FILODRAMMATICA A LUNGRO
di Eugenio Marigliano
La
realizzazione di una filodrammatica in un piccolo comune arbëresh non è cosa
di tutti i giorni. L’idea è di Alessandro Rennis, docente in materie
letterarie del locale liceo scientifico e cultore da sempre dell’universo
teatrale nelle vesti di scrittore e curatore di molte rappresentazioni.
Ostacolo
più grande, fino a questo punto, la mancanza di una sede, con l’accusa
all’amministrazione comunale di doppiopesismo.
L’ultima
rappresentazione, Reparto K paradiso: andata e ritorno presentata con successo
il mese scorso al cinema Ungra, era stata anche occasione per lanciare l’idea
di una filodrammatica.
“Le
condizioni primarie – disse Rennis in quell’occasione – non mancano, a
cominciare da una splendida platea di giovani, che vuol impegnare legittimamente
parte del suo tempo libero in attività teatrali. L’opera oggi rappresentata
– concluse il docente – è solo l’inizio di un progetto più ampio, quello
di una filodrammatica”.
Lo
stesso Rennis, fin dal mese di marzo, aveva fatto richiesta
all’amministrazione comunale per la concessione di un locale, strumento
necessario per un’iniziativa simile, senza peraltro ricevere risposta di alcun
genere.
Nell’ultimo
consiglio comunale, questa volta anche nella veste di consigliere, ha voluto
ribadire agli organi responsabili il tipo d’iniziativa da lui proposto e
sottolineare la mancanza di risposte alla sua richiesta, denunciando anche una
disparità di trattamento.
“Mentre
non si degna la nostra richiesta di una motivata risposta – ha precisato
Rennis – altri soggetti, invece, ricevono risposte esaurienti e immediate.
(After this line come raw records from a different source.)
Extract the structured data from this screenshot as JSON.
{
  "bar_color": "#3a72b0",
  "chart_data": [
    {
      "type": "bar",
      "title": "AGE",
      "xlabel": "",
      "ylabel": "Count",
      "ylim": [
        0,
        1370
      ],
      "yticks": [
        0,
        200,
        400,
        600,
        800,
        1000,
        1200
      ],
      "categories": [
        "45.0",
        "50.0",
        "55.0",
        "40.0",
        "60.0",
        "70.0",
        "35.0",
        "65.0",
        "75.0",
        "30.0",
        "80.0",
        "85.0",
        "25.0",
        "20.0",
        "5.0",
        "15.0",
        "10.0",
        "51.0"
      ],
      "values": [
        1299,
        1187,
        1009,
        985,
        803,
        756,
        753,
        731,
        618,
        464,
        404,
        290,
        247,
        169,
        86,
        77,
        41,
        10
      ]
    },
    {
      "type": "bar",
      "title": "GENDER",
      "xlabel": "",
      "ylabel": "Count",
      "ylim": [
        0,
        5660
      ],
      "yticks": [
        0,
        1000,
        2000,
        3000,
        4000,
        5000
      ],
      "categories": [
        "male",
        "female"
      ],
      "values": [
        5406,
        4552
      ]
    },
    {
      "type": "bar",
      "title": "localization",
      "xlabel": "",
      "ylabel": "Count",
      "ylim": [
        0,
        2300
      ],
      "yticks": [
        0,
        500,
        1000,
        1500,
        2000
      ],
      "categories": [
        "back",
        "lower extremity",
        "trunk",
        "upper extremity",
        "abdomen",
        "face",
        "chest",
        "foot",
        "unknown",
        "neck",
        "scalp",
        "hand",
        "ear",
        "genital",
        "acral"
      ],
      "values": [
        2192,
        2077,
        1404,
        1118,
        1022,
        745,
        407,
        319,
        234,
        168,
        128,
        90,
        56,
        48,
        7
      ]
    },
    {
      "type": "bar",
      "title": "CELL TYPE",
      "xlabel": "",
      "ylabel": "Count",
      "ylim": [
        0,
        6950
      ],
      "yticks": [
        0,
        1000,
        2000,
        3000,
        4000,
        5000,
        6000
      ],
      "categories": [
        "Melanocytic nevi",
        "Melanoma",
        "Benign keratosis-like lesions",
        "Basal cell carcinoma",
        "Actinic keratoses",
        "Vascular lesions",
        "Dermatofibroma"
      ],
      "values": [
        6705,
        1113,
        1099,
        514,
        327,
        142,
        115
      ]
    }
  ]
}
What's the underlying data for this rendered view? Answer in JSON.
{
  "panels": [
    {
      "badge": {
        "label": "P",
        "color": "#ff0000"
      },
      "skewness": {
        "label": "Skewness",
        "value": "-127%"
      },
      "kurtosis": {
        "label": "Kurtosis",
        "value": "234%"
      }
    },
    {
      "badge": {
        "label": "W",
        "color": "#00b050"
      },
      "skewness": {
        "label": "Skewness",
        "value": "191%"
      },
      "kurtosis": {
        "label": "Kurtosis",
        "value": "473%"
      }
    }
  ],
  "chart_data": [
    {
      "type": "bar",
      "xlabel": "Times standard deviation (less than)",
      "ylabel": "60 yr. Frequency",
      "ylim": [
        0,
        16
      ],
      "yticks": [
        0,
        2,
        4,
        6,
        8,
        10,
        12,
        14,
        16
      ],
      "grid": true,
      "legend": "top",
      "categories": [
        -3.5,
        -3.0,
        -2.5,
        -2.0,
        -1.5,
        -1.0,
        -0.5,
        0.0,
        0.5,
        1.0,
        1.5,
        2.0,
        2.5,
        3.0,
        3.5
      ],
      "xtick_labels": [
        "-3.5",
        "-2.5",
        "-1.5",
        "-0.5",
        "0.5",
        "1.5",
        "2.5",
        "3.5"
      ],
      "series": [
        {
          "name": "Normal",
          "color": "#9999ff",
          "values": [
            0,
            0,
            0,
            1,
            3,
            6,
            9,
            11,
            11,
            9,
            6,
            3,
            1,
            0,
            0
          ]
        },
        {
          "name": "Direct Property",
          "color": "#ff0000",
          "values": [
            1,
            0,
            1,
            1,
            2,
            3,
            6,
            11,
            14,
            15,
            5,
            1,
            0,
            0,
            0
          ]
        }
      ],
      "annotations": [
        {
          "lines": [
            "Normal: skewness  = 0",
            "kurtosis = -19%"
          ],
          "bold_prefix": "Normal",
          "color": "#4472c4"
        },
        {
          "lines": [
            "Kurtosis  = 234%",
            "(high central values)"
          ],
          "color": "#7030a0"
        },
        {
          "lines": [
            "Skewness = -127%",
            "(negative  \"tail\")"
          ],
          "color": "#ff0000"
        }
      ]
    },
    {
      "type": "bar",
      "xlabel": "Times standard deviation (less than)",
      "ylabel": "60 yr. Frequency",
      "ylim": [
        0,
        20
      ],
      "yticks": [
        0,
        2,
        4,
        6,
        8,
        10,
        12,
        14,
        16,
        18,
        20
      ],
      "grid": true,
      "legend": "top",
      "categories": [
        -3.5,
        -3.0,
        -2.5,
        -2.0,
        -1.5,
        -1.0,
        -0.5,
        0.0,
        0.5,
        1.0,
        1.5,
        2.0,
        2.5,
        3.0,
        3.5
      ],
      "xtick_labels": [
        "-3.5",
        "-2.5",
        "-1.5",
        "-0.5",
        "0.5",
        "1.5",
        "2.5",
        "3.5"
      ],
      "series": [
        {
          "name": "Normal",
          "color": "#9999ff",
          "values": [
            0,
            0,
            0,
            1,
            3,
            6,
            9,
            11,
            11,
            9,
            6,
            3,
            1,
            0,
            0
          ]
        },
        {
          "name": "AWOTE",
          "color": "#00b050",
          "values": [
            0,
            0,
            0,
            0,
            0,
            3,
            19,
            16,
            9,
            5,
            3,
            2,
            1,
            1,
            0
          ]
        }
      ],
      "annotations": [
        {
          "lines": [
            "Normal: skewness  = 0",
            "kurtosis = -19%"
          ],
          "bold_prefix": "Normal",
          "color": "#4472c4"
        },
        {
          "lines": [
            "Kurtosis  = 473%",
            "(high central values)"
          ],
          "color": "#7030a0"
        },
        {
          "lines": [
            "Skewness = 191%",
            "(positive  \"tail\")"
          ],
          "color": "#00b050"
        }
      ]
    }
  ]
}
Faccio riferimento a un’altra associazione culturale denominata Na Arbëreshë,
che non ha avuto alcun problema nell’affidamento di strutture pubbliche.
Continuiamo a reclamare spazi idonei alle nostre attività, tra le quali spicca
la realizzazione di una filodrammatica. L’obiettivo di una compagnia teatrale
– ribadisce Rennis - esula
necessariamente dalla politica militante. Giustificare il diniego con
motivazioni politiche è anzitutto un’offesa a chi abbraccia il progetto di
filodrammatica semplicemente per dedicarsi al teatro”.